Madrid

Los entendidos aseguran que la capital española comenzó a cambiar de fisonomía, de forma acentuada, a mediados del siglo XIX, cuando acogió a la universidad de Alcalá de Henares (1836), fue fundado el Banco Isabel II (1847), y la ciudad amplió su estructura comercial e industrial. 

Acontecimientos significativos en su consolidación como gran urbe fue el ferrocarril que la enlazó con Aranjuez, en 1851, la construcción del acueducto de Loyola (1858) y la aplicación de la electricidad en el alumbrado público (1883) y en los tranvías (1899). Aunque no nació como centro industrial, Madrid es hoy uno de los principales del país y el centro de comunicaciones terrestres más relevante de la península.

Madrid se estableció firmemente en el siglo como una gran capital europea, aunque con los desequilibrios que aportan el peso de las tradiciones y la necesidad de mantener sin interrupciones un desarrollo acorde con los imperativos de la época, lo cual, sin llegar al antagonismo, es fuente, a veces, de singulares conflictos. Así ocurre, por ejemplo, con la quijotesca disputa surgida en relación con el completamiento de la M-40, una amplia autopista de circunvalación que, una vez terminada, beneficiará el tránsito rodado madrileño.

El Madrid de finales de siglo tiene otras caras, además de la que se presenta al viajero inadvertido o la que aparece en las postales turísticas. En el céntrico Paseo de la Castellana se sufren a diario los más desesperantes embotellamientos de tráfico que se puedan imaginar, sólo superables por los que se forman en las callejuelas del centro, especialmente en torno a la Plaza Mayor y la Puerta del Sol, con acceso prohibido durante el día de los vehículos privados.

Donde la Gran Vía pierde su nombre para adoptar el de Calle Princesa, aparece la Plaza de España y allí, se afirma, se puede conseguir sin grandes dificultades una dosis de heroína o hachís, o un papelillo de cocaína. Pero el centro de la droga sigue siendo la zona antigua, en la cual la adicción aparece mezclada con la prostitución, que también se expande. Mientras, en la periferia, en barrios como La Celsa y Pies Negros, las chabolas de los más desheredados -entre ellos los gitanos- forman bolsones de pobreza extrema.
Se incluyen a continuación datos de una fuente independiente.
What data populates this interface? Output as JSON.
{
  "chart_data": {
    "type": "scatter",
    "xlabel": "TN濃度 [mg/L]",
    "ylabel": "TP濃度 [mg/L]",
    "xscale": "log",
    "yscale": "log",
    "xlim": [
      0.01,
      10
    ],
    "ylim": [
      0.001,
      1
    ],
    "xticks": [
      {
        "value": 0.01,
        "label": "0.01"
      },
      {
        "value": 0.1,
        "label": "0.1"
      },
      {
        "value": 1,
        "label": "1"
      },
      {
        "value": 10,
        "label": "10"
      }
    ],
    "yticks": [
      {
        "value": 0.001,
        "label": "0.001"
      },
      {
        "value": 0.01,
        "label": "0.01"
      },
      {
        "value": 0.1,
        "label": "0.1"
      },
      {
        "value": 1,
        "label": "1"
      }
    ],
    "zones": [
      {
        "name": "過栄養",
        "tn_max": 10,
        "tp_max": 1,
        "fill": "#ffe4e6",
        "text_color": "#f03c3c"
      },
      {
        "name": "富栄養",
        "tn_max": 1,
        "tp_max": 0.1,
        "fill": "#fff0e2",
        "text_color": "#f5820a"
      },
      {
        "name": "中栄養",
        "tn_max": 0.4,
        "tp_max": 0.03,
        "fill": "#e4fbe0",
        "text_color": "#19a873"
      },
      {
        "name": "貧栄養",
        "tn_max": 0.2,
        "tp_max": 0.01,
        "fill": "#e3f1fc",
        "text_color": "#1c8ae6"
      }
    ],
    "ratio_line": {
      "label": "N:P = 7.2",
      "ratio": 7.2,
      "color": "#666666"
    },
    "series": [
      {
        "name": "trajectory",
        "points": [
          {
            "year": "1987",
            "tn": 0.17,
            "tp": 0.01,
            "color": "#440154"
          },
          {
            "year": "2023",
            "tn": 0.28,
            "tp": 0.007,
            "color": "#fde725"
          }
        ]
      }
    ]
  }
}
En el otro extremo del espectro socioeconómico capitalino, la asociación de vecinos de La Moraleja, una lujosa urbanización de la zona norte, pugna por ejercer un supuesto derecho de impedir la entrada de extraños e, incluso, de formar ayuntamiento propio.

Algunas encuestas ofrecen una visión de lo que se esconde tras las imágenes propias para el turista de hoy. Una de ellas afirma que un 21 por ciento de los madrileños bebe en exceso, aunque lo más grave es que uno de cada diez consume habitualmente alcohol, esto en un país donde, de acuerdo al Ministerio de Cultura, un 42 por ciento de los mayores de 18 años no lee nunca y el 63 por ciento no compra libros.

Sin embargo, la ciudad tiene el privilegio de encabezar las comunidades españolas donde más libros se adquieren.

Más allá de estadísticas, Madrid es la capital de un país que puja por hacerse un lugar bajo el sol en la Europa comunitaria y en ese sentido sirve de vitrina para mostrar importantes avances en diversos terrenos, aunque con huellas del precio a pagar por la convergencia económica con sus más desarrollados vecinos.

Así, perdidos entre el bullicioso ir y venir de transeúntes y vehículos, es cada día mayor, por ejemplo, el número de jóvenes de ambos sexos que trata de ganar el sustento vendiendo pañuelos de papel en los semáforos, en los cuales comienzan a verse también adolescentes que por unas monedas limpian el parabrisas de los automóviles. Son síntomas inequívocos de una enfermedad que un comentarista de un diario madrileño llamó hace poco “tercermundismo”.

Reflejo de ello puede ser que casi la mitad de los españoles, según un sondeo de marzo último, consideraba entonces mala y muy mala su situación económica, mientras, por la misma época, la Iglesia Católica -nada sospechosa de socializante- reclamaba un pacto social contra la insolidaridad, la pobreza y la injusticia social.

Así son las cosas en este Madrid de los umbrales del tercer milenio, capital de un país de ricas tradiciones, mezcla de culturas disímiles -no siempre en armonía- y en el que los hábitos y costumbres de muchos siglos a veces tienen más peso que los deseos de modernidad y ésta, en ocasiones, se manifiesta por su lado menos agradable.

Fuente: Prisma Latinoamericano, Julio de 1992.